Карина, как ему показалось, собиралась было запротестовать, но вместо этого пожала плечами и направилась в кухню. Встала спиной к мойке и по-наполеоновски скрестила руки на груди, словно готовясь к решающему сражению. Эта хореография повторялась каждый раз. Он уже привык.

— Что у тебя теперь? — Она тряхнула головой, челка, как всегда, упала на лоб, и она поправила ее указательным пальцем.

Челль видел этот жест тысячу раз, и когда-то он волновал его безумно. Первые годы жизни. Потом его начала заедать обыденность семейных проблем, любовь поблекла и выветрилась, и он выбрал иную дорогу. Правильно он поступил или нет — это другой вопрос, на который ответа до сих пор не было.

Он вытянул из-под кухонного стола табуретку и сел.

— Мы должны решить этот вопрос. Пойми, сам по себе он не решится. Если человек сворачивает на эту дорогу…

— Кто тебе сказал, что я считаю, будто все решится само по себе? У нас просто разные взгляды на решения. У тебя один, у меня другой. И отослать Пера — это не решение, это даже ты мог бы сообразить.

— Неужели ты не понимаешь, что мы должны вырвать его из этой среды? — Он нервно провел рукой по волосам.

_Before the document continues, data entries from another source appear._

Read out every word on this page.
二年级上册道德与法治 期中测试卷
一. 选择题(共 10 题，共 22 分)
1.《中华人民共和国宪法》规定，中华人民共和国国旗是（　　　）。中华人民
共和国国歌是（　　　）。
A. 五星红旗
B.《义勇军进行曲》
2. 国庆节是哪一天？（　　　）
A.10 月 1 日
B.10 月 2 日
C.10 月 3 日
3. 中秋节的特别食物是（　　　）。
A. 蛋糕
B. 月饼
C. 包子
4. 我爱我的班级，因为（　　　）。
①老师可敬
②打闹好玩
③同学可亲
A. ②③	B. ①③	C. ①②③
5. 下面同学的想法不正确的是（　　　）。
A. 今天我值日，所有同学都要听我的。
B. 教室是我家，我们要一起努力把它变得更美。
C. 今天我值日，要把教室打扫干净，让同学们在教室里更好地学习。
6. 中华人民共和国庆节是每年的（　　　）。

— Насколько я понимаю, под «этой средой» ты подразумеваешь своего собственного отца! — В голосе Карины прозвучало нескрываемое презрение. — Думаю, тебе самому неплохо бы решить с ним свои проблемы, прежде чем втягивать в вашу вражду Пера!

— Какие проблемы? — крикнул Челль, но заставил себя успокоиться. — Значит, так. Во-первых, когда я говорю, что Пера надо отсюда увезти, я имею в виду не только отца. Ты думаешь, я не вижу, что происходит? Ты думаешь, я не знаю, что у тебя везде припрятаны бутылки — и в шкафу, и в буфете, и черт-те где? — Карина хотела было возразить, но Челль предостерегающе поднял руку. — И эта проблема не зависит от моих отношений с отцом, — сказал он намного тише, сквозь зубы. — Что касается меня, я охотнее всего вообще не имел бы с ним никаких отношений, но я не хочу и не имею права позволить Перу попасть под его влияние. И, поскольку у меня нет возможности наблюдать за ним круглые сутки, а тебя, похоже, это не особенно волнует, я не вижу другого выхода. Только интернат, где он мог бы жить и где найдутся люди, у которых есть время и желание за ним наблюдать.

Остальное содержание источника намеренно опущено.